If such a modulated beam is projected onto a screen, you can create a wide variety of figures. The simple light effect machine was built in this way.
In general, the design is made of two parts with identical functions. Channel 1 controls the M1 motor and Channel 2 controls the M2 motor (Figure 3). To ensure independent motor control, along with the additional possibility to change the direction of rotation, the “Full Bridge” mode was selected in the “HV out mode” option (see the “HV OUT CTRL” settings windows in Figure 4). The direction of rotation of micro motors can be changed with the help of external signals from switches, as seen in the electrical diagram (Figure 5). Speed is controlled by changing the value (from 0% to 100%) of the duty cycle of PWM signals forming the corresponding blocks (Figure 4).
Each motor is switched on and off by a corresponding external button (PIN#3 for Channel 1 and PIN#14 for Channel 2) which changes the state of the corresponding trigger each time it is pressed (DFF10 for Channel 1 and DFF11 for Channel 2). In addition, external buttons (PIN#19, PIN#20 for Channel 1; PIN#17, PIN#16 for Channel 2) are used to change the duty cycle of control PWM signals, that is, change the speed of rotation of the motors. In our case, this method of control was chosen using external signals from buttons and switches. If necessary, the design can be easily modified for control via the I2C interface.
Figure 5 shows a schematic circuit diagram of the light effect machine. The total power supply of the circuit is 6V from the linear voltage stabilizer IC1. To rotate the mirrors, RF-300ca-09550-type DC micro motors are used. Their electrical characteristics are presented in Table 1.

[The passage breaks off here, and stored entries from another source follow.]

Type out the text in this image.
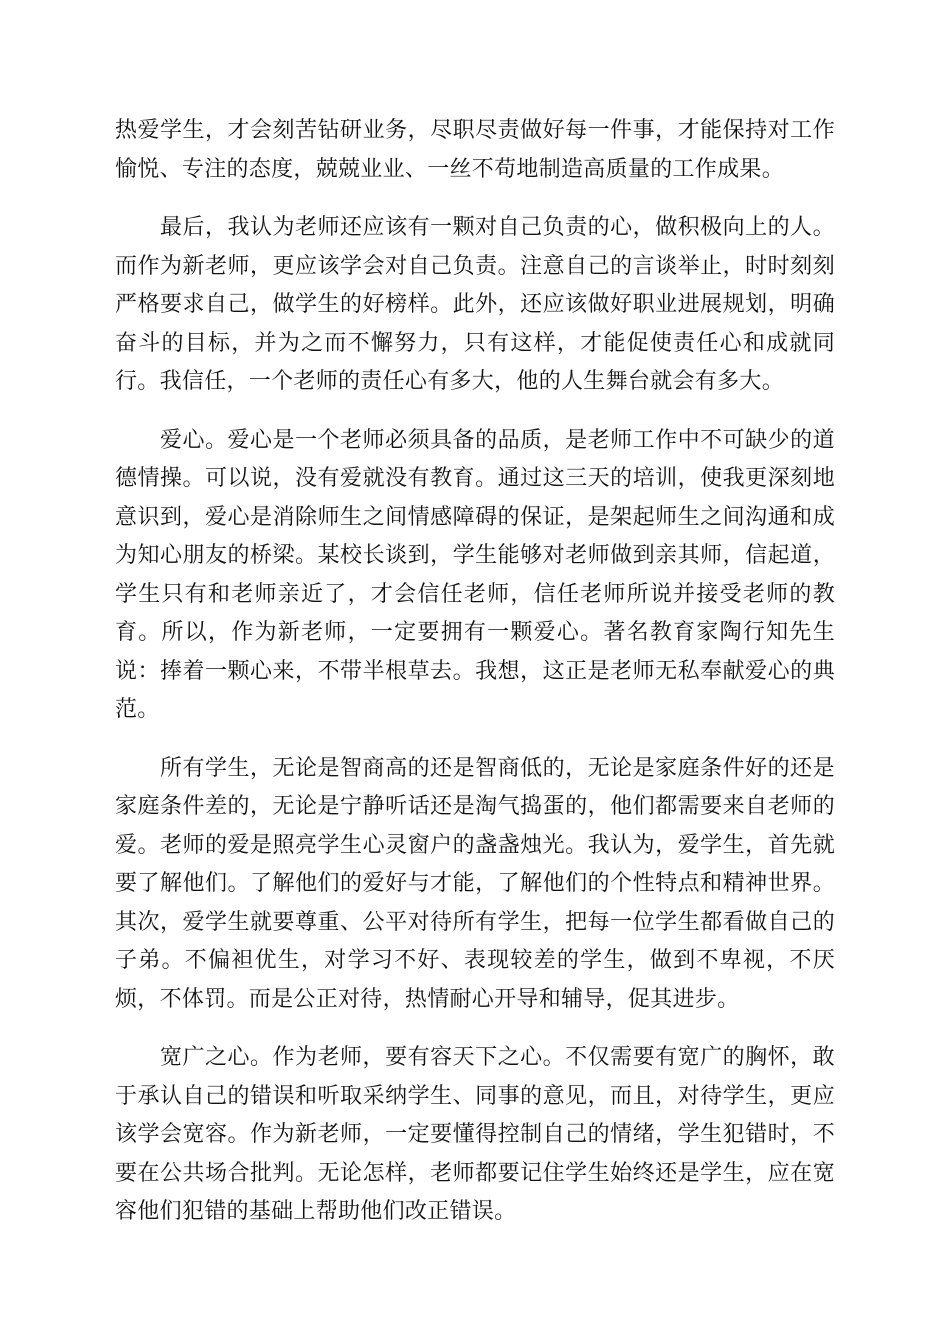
热爱学生，才会刻苦钻研业务，尽职尽责做好每一件事，才能保持对工作愉悦、专注的态度，兢兢业业、一丝不苟地制造高质量的工作成果。

最后，我认为老师还应该有一颗对自己负责的心，做积极向上的人。而作为新老师，更应该学会对自己负责。注意自己的言谈举止，时时刻刻严格要求自己，做学生的好榜样。此外，还应该做好职业进展规划，明确奋斗的目标，并为之而不懈努力，只有这样，才能促使责任心和成就同行。我信任，一个老师的责任心有多大，他的人生舞台就会有多大。

爱心。爱心是一个老师必须具备的品质，是老师工作中不可缺少的道德情操。可以说，没有爱就没有教育。通过这三天的培训，使我更深刻地意识到，爱心是消除师生之间情感障碍的保证，是架起师生之间沟通和成为知心朋友的桥梁。某校长谈到，学生能够对老师做到亲其师，信起道，学生只有和老师亲近了，才会信任老师，信任老师所说并接受老师的教育。所以，作为新老师，一定要拥有一颗爱心。著名教育家陶行知先生说：捧着一颗心来，不带半根草去。我想，这正是老师无私奉献爱心的典范。

所有学生，无论是智商高的还是智商低的，无论是家庭条件好的还是家庭条件差的，无论是宁静听话还是淘气捣蛋的，他们都需要来自老师的爱。老师的爱是照亮学生心灵窗户的盏盏烛光。我认为，爱学生，首先就要了解他们。了解他们的爱好与才能，了解他们的个性特点和精神世界。其次，爱学生就要尊重、公平对待所有学生，把每一位学生都看做自己的子弟。不偏袒优生，对学习不好、表现较差的学生，做到不卑视，不厌烦，不体罚。而是公正对待，热情耐心开导和辅导，促其进步。

宽广之心。作为老师，要有容天下之心。不仅需要有宽广的胸怀，敢于承认自己的错误和听取采纳学生、同事的意见，而且，对待学生，更应该学会宽容。作为新老师，一定要懂得控制自己的情绪，学生犯错时，不要在公共场合批判。无论怎样，老师都要记住学生始终还是学生，应在宽容他们犯错的基础上帮助他们改正错误。
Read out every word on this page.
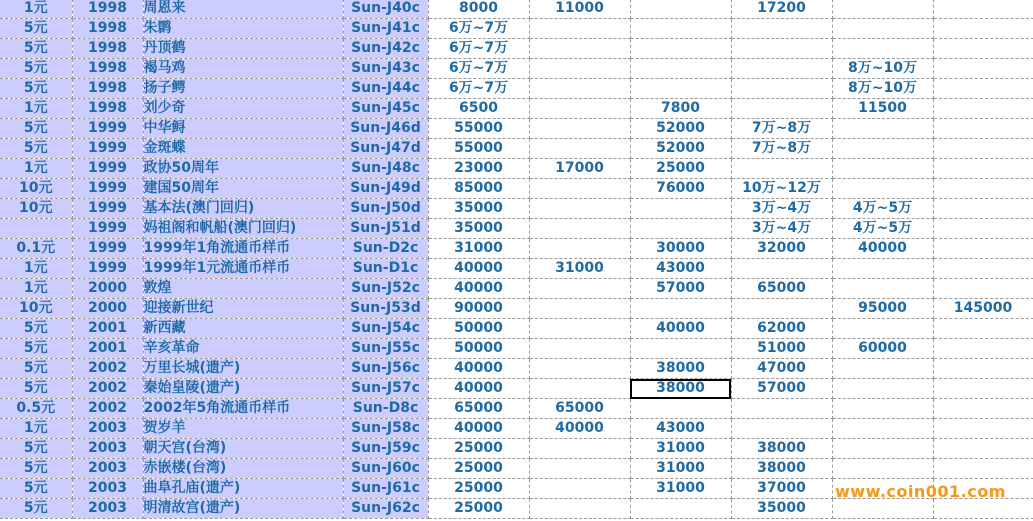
1元	1998	周恩来	Sun-J40c	8000	11000		17200		
5元	1998	朱鹮	Sun-J41c	6万~7万					
5元	1998	丹顶鹤	Sun-J42c	6万~7万					
5元	1998	褐马鸡	Sun-J43c	6万~7万				8万~10万	
5元	1998	扬子鳄	Sun-J44c	6万~7万				8万~10万	
1元	1998	刘少奇	Sun-J45c	6500		7800		11500	
5元	1999	中华鲟	Sun-J46d	55000		52000	7万~8万		
5元	1999	金斑蝶	Sun-J47d	55000		52000	7万~8万		
1元	1999	政协50周年	Sun-J48c	23000	17000	25000			
10元	1999	建国50周年	Sun-J49d	85000		76000	10万~12万		
10元	1999	基本法(澳门回归)	Sun-J50d	35000			3万~4万	4万~5万	
	1999	妈祖阁和帆船(澳门回归)	Sun-J51d	35000			3万~4万	4万~5万	
0.1元	1999	1999年1角流通币样币	Sun-D2c	31000		30000	32000	40000	
1元	1999	1999年1元流通币样币	Sun-D1c	40000	31000	43000			
1元	2000	敦煌	Sun-J52c	40000		57000	65000		
10元	2000	迎接新世纪	Sun-J53d	90000				95000	145000
5元	2001	新西藏	Sun-J54c	50000		40000	62000		
5元	2001	辛亥革命	Sun-J55c	50000			51000	60000	
5元	2002	万里长城(遗产)	Sun-J56c	40000		38000	47000		
5元	2002	秦始皇陵(遗产)	Sun-J57c	40000		38000	57000		
0.5元	2002	2002年5角流通币样币	Sun-D8c	65000	65000				
1元	2003	贺岁羊	Sun-J58c	40000	40000	43000			
5元	2003	朝天宫(台湾)	Sun-J59c	25000		31000	38000		
5元	2003	赤嵌楼(台湾)	Sun-J60c	25000		31000	38000		
5元	2003	曲阜孔庙(遗产)	Sun-J61c	25000		31000	37000		
5元	2003	明清故宫(遗产)	Sun-J62c	25000			35000		
www.coin001.com
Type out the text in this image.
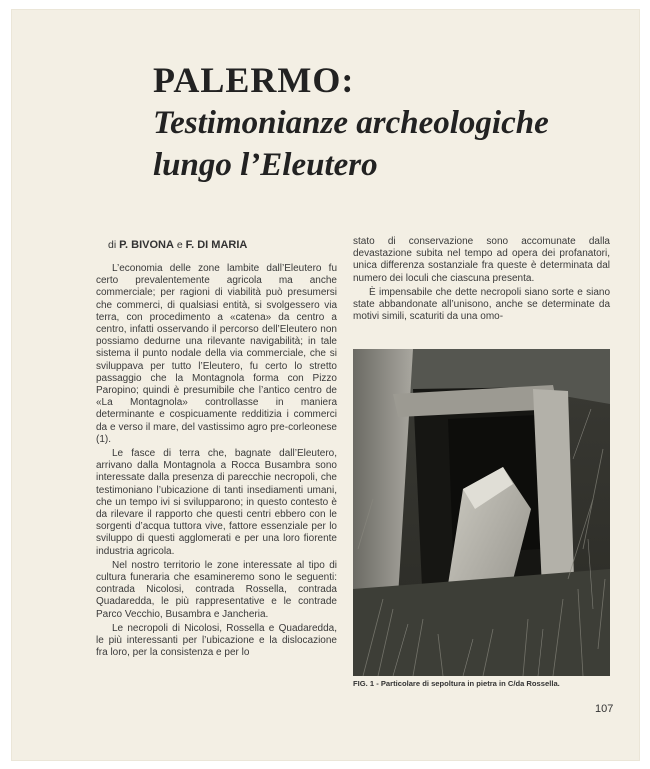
PALERMO:
Testimonianze archeologiche
lungo l’Eleutero
di P. BIVONA e F. DI MARIA

L’economia delle zone lambite dall’Eleutero fu certo prevalentemente agricola ma anche commerciale; per ragioni di viabilità può presumersi che commerci, di qualsiasi entità, si svolgessero via terra, con procedimento a «catena» da centro a centro, infatti osservando il percorso dell’Eleutero non possiamo dedurne una rilevante navigabilità; in tale sistema il punto nodale della via commerciale, che si sviluppava per tutto l’Eleutero, fu certo lo stretto passaggio che la Montagnola forma con Pizzo Paropino; quindi è presumibile che l’antico centro de «La Montagnola» controllasse in maniera determinante e cospicuamente redditizia i commerci da e verso il mare, del vastissimo agro pre-corleonese (1).

Le fasce di terra che, bagnate dall’Eleutero, arrivano dalla Montagnola a Rocca Busambra sono interessate dalla presenza di parecchie necropoli, che testimoniano l’ubicazione di tanti insediamenti umani, che un tempo ivi si svilupparono; in questo contesto è da rilevare il rapporto che questi centri ebbero con le sorgenti d’acqua tuttora vive, fattore essenziale per lo sviluppo di questi agglomerati e per una loro fiorente industria agricola.

Nel nostro territorio le zone interessate al tipo di cultura funeraria che esamineremo sono le seguenti: contrada Nicolosi, contrada Rossella, contrada Quadaredda, le più rappresentative e le contrade Parco Vecchio, Busambra e Jancheria.

Le necropoli di Nicolosi, Rossella e Quadaredda, le più interessanti per l’ubicazione e la dislocazione fra loro, per la consistenza e per lo

stato di conservazione sono accomunate dalla devastazione subita nel tempo ad opera dei profanatori, unica differenza sostanziale fra queste è determinata dal numero dei loculi che ciascuna presenta.

È impensabile che dette necropoli siano sorte e siano state abbandonate all’unisono, anche se determinate da motivi simili, scaturiti da una omo-

FIG. 1 - Particolare di sepoltura in pietra in C/da Rossella.
107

The light effect machine is controlled by four buttons and four switches (two switches and a button per channel). The buttons SB1 and SB3 are used to switch on/off the M1 and M2 motors, respectively (Figure 6). The switch SA1 sets the direction of rotation of the M1 motor, and the switch SA3 sets the direction of rotation of the M2 motor. The direction for changes of the duty cycle of PWM signal (speed increase or decrease) is selected using switches SA2 (motor M1) and SA4 (motor M2). Direct change of speed (change of duty cycle of PWM signal) per unit is carried out by signals from the buttons SB2 (motor M1) and SB4 (motor M2). The LED1 light indicates the power supply status to the entire system.
The light effect machine is shown in Figure 7. The following elements are mounted on a wooden base:
- Two motors rotating the mirrors
- Green radiation laser and its power supply module
- The motor control module made with the SLG47105 (shown in Figure 6)
- In the process of testing, we changed the speed and direction of rotation of the motors, resulting in figures of different shapes and complexity (Figure 8).